Modern OAuth implementation vulnerabilities predominantly reside in the complex intersection of three distinct security domains often conflated under the umbrella of "auth": authorization (defining access capabilities), authentication (verifying identity assertions), and session integrity (cryptographically binding the authenticated state to a specific client context). 

While the core OAuth protocol is mathematically sound, this convergence creates a high-risk "gray area" where defects arise not from the standard itself, but from the failure to maintain strict isolation between token transport and the stateful mechanisms required to prevent replay, session fixation, or leakage.

OAuth 2.1 (in progress) and RFC 9700 help by removing long-known foot-guns and consolidating what secure implementers already do. But modern stacks still create new ways to leak credentials unless you isolate the callback and keep tokens out of the browser.

JWT Leakage as a Privacy Event

When the exposed artifact is a JSON Web Token (JWT) containing embedded claims rather than an opaque reference handle, the incident escalates from a credential vulnerability to a data privacy breach. These tokens frequently transport stable identifiers; like the sub claim, email addresses, or username; which, upon leaking into telemetry, act as persistent correlation keys across disparate systems like error trackers, CDN logs, and APM traces.
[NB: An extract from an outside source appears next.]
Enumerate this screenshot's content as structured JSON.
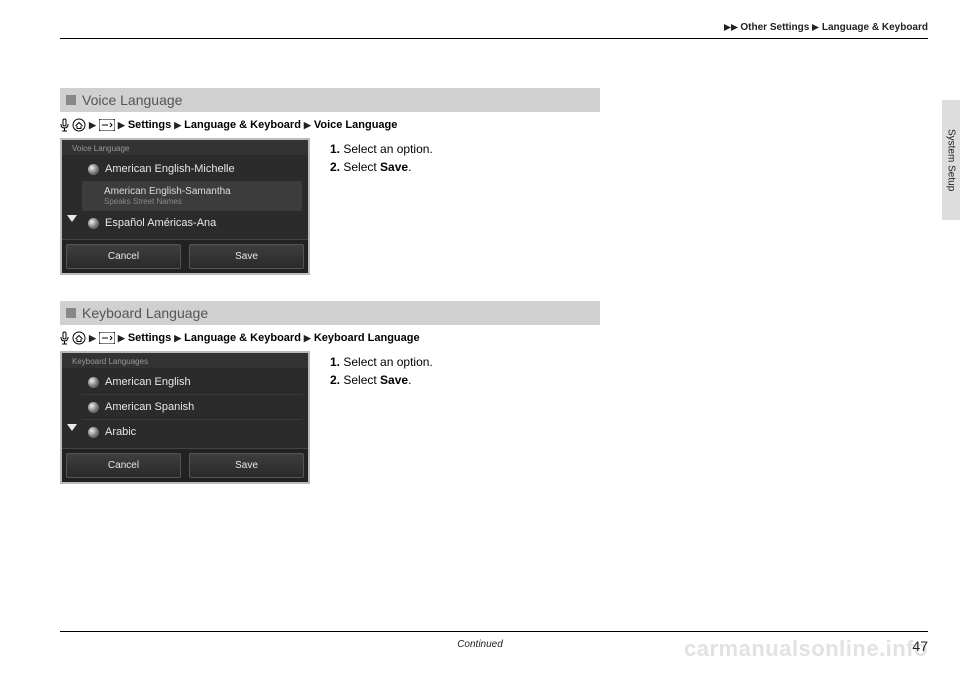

Even short-lived tokens can generate unauthorized, long-term personal data stores within infrastructure that lacks appropriate governance, necessitating that JWT exposure be scoped as both a security and compliance failure.
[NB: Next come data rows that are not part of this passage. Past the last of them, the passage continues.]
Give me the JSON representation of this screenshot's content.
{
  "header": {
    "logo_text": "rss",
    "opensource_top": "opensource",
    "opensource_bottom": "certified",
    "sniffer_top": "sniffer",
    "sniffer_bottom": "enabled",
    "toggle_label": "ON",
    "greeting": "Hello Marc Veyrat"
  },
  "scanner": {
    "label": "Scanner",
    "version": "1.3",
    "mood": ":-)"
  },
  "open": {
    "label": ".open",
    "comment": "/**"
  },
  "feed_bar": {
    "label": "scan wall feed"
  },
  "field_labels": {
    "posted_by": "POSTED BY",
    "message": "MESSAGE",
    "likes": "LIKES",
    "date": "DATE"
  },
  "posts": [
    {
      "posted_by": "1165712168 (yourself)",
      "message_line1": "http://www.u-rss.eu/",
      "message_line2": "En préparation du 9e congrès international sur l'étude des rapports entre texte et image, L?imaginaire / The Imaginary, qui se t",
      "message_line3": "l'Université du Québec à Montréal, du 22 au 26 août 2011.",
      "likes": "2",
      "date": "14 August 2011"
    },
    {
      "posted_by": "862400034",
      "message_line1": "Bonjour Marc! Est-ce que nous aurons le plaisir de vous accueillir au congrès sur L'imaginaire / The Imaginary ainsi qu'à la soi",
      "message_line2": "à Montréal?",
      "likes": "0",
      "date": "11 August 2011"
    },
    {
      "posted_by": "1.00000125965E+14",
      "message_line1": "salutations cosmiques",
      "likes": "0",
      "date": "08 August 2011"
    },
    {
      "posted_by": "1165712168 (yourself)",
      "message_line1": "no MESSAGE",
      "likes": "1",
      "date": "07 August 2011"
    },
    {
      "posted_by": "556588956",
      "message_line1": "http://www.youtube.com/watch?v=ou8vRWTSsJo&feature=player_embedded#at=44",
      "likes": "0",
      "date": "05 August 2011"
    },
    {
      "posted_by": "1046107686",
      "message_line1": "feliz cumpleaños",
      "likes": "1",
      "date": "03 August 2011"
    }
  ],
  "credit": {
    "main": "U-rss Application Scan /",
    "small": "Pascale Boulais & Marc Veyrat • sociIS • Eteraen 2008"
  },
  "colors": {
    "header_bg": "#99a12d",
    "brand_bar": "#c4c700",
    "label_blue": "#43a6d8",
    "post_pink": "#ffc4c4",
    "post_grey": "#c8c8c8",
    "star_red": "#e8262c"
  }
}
Callback isolation is the highest-leverage control

If you only fix one thing, fix this: use a dedicated callback route that does not load your app, does not load third-party scripts, and does not render a “real page” while OAuth parameters are present.A common convenience choice with external identity providers is to reuse an existing route (often /, /home, or /dashboard) as the redirect target so the browser returns to a familiar page with code and state appended. It works, but it concentrates risk: you are landing the most sensitive moment of the flow on the busiest, most instrumented page in the product.

Attack Pattern

Abnormal completion + URL leak + replay

  1. The attacker forces a sign-in to complete in a way that leaves the credential in the browser URL (a common example is state mismatch handling that stops processing but leaves an error page with the code still visible).
  2. The attacker leaks that URL through a separate client-side weakness: a sloppy postMessage listener, a third-party tag that records URLs, or a monitoring tool that captures page state.
  3. The attacker replays the stolen credential to complete login as the victim.

Break the chain by scrubbing the URL immediately (success and failure), and by treating “any script running in this origin” as a potential credential reader.

Solution 1 (Quick): Scrub the URL Immediately

  • Server-rendered apps: after validating the response (and exchanging the code, if applicable), redirect to a clean URL that contains no OAuth artifacts.
  • SPAs: remove query/fragment parameters before loading the rest of the bundle or any third-party resources (for example, with history.replaceState)

Solution 2 (Strong Guarantees): Use a BFF (Best Friend Forever)

When browser apps need strong session integrity, a Backend-for-Frontend (BFF) is the most robust posture: the browser holds a session cookie, and tokens stay server-side.

A small set of defaults covers most of the risk surface:

  • A dedicated callback route with isolation requirements.
  • A hard rule that tokens must not appear in rendered HTML or telemetry.
  • Governance for third-party scripts (inventory, minimize, and treat them as part of the threat model).
  • An explicit architectural decision for browser apps: tokens in the browser by exception, not by default.

Conclusion

Recommendations from OAuth 2.1 and RFC 9700 help by narrowing the protocol’s sharp edges. The remaining failures are usually deployment failures: credentials drifting into URLs, bootstrap payloads, telemetry, and third-party tooling. Callback isolation, immediate URL scrubbing, and (where needed) a BFF are the practical levers.